Amanda Behan | Why Outside Insight Makes Inside Progress Possible
Amanda Behan
When organizations hit a period of transition, it’s easy to default to familiar voices. But Amanda Behan argues that those moments are precisely when unfamiliar input can be most valuable. External perspectives help teams see the bigger picture — especially when internal patterns and assumptions have gone unchallenged for too long. Change is hard, but tunnel vision makes it harder.
Outside voices aren’t a replacement for institutional knowledge — they’re a mirror that reflects what the team can’t always see from the inside. Amanda has worked with groups that uncovered new strategies not by reinventing everything, but by hearing a challenge reframed through someone else’s lens. Often, it takes someone with no stake in “how it’s always been done” to name what’s holding progress back.

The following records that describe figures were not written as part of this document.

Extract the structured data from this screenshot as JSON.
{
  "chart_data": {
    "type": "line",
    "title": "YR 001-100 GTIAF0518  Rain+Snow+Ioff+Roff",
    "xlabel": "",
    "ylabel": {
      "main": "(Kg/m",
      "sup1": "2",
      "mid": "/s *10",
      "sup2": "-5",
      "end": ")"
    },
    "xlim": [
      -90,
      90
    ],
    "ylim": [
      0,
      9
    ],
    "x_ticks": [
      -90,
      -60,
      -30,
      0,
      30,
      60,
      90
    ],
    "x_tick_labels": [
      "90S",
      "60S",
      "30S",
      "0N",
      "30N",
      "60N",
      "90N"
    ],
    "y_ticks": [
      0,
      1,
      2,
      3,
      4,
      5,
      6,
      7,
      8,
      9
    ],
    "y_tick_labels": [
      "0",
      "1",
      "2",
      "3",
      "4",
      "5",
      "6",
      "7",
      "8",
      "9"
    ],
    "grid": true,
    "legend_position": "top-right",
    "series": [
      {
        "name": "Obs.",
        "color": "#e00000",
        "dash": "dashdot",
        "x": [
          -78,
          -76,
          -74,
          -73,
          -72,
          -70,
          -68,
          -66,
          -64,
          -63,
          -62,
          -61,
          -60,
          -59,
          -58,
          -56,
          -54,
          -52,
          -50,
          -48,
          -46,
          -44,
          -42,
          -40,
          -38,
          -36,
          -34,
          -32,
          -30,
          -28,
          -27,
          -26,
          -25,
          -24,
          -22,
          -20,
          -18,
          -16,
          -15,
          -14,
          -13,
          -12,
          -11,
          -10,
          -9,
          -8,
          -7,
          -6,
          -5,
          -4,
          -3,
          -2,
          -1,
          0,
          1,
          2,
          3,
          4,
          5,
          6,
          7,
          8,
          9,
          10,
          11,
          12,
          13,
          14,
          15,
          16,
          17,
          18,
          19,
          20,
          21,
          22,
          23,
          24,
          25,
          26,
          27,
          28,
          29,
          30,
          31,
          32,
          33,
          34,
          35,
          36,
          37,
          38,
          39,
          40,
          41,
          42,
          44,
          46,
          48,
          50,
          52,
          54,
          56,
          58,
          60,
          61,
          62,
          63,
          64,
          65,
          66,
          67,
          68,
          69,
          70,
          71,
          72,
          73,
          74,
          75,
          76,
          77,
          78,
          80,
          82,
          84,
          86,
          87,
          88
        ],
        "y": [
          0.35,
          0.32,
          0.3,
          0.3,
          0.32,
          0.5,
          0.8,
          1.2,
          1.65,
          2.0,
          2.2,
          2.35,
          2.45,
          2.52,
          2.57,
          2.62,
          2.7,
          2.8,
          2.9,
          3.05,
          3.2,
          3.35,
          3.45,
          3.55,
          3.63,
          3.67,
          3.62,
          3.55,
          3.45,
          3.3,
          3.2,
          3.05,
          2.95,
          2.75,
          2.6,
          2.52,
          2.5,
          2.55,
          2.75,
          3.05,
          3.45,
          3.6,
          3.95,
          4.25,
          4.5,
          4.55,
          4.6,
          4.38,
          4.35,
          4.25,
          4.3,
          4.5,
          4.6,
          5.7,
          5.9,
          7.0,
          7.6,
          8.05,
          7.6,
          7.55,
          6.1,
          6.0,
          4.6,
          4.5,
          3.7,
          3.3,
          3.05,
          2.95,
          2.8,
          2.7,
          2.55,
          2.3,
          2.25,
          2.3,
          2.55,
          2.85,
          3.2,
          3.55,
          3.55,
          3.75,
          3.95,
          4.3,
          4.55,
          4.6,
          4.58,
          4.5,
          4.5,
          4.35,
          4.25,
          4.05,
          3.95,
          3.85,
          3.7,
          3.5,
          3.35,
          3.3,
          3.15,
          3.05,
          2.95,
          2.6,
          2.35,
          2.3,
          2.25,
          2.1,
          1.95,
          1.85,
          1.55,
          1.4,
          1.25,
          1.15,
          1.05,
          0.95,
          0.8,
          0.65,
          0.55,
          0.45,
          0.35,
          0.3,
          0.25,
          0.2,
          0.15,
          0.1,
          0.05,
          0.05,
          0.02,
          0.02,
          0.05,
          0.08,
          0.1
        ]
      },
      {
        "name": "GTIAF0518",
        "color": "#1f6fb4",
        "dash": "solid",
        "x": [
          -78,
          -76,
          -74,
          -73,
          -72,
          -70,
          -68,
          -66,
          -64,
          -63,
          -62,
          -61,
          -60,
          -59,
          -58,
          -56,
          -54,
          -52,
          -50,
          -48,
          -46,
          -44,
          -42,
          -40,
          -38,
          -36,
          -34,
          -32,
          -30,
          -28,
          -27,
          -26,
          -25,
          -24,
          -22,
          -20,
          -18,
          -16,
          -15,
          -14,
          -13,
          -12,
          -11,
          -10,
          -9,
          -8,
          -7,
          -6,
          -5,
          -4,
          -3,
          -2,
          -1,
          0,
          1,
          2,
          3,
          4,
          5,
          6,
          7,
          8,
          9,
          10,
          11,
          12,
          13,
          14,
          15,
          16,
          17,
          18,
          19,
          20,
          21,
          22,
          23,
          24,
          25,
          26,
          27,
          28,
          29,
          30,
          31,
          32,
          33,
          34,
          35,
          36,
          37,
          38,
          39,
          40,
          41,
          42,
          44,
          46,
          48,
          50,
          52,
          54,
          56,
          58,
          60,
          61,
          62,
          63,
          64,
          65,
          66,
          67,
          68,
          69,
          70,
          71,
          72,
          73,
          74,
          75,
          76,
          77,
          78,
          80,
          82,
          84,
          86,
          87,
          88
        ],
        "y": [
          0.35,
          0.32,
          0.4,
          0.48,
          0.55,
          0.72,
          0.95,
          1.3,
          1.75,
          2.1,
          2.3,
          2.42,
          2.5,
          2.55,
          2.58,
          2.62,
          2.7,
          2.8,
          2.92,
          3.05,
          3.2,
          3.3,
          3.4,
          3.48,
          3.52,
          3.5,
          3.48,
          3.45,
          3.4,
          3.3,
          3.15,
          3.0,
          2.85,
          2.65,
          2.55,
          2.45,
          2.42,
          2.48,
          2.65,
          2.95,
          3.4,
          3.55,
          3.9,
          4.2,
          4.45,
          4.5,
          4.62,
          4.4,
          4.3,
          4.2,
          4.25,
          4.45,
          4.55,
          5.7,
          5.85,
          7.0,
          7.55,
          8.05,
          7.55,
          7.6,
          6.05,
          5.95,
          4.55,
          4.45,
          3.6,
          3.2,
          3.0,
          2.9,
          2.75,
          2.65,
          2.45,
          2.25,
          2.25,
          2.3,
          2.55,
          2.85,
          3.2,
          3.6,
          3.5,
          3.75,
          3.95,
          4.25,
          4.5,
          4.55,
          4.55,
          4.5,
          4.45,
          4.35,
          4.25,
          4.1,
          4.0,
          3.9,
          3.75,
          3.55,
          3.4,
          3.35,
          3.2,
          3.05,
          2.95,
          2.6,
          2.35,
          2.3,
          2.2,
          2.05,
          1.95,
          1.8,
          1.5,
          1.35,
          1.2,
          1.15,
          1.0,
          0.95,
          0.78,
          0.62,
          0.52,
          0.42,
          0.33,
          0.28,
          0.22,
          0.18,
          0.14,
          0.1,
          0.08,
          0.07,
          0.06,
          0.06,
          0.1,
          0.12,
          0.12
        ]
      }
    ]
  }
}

Of course, introducing external insight isn’t always smooth. Amanda points out that pushback is natural when fresh ideas arrive in established environments. That’s why it’s essential to position those insights as invitations to expand, not critiques to defend against. When teams understand that external input is about support, not disruption, they’re more likely to engage with it productively.
In practical terms, outside input can show up through cross-sector partnerships, advisory relationships, or even leadership coaching. What matters is that the perspective comes from outside the echo chamber. Amanda encourages leaders to seek this kind of insight proactively — not as a last resort, but as part of how they plan for change.
Amanda Behan believes outside perspectives aren’t just helpful in transition — they’re essential. In her experience, the organizations that thrive through structural change are the ones willing to learn from beyond their own walls.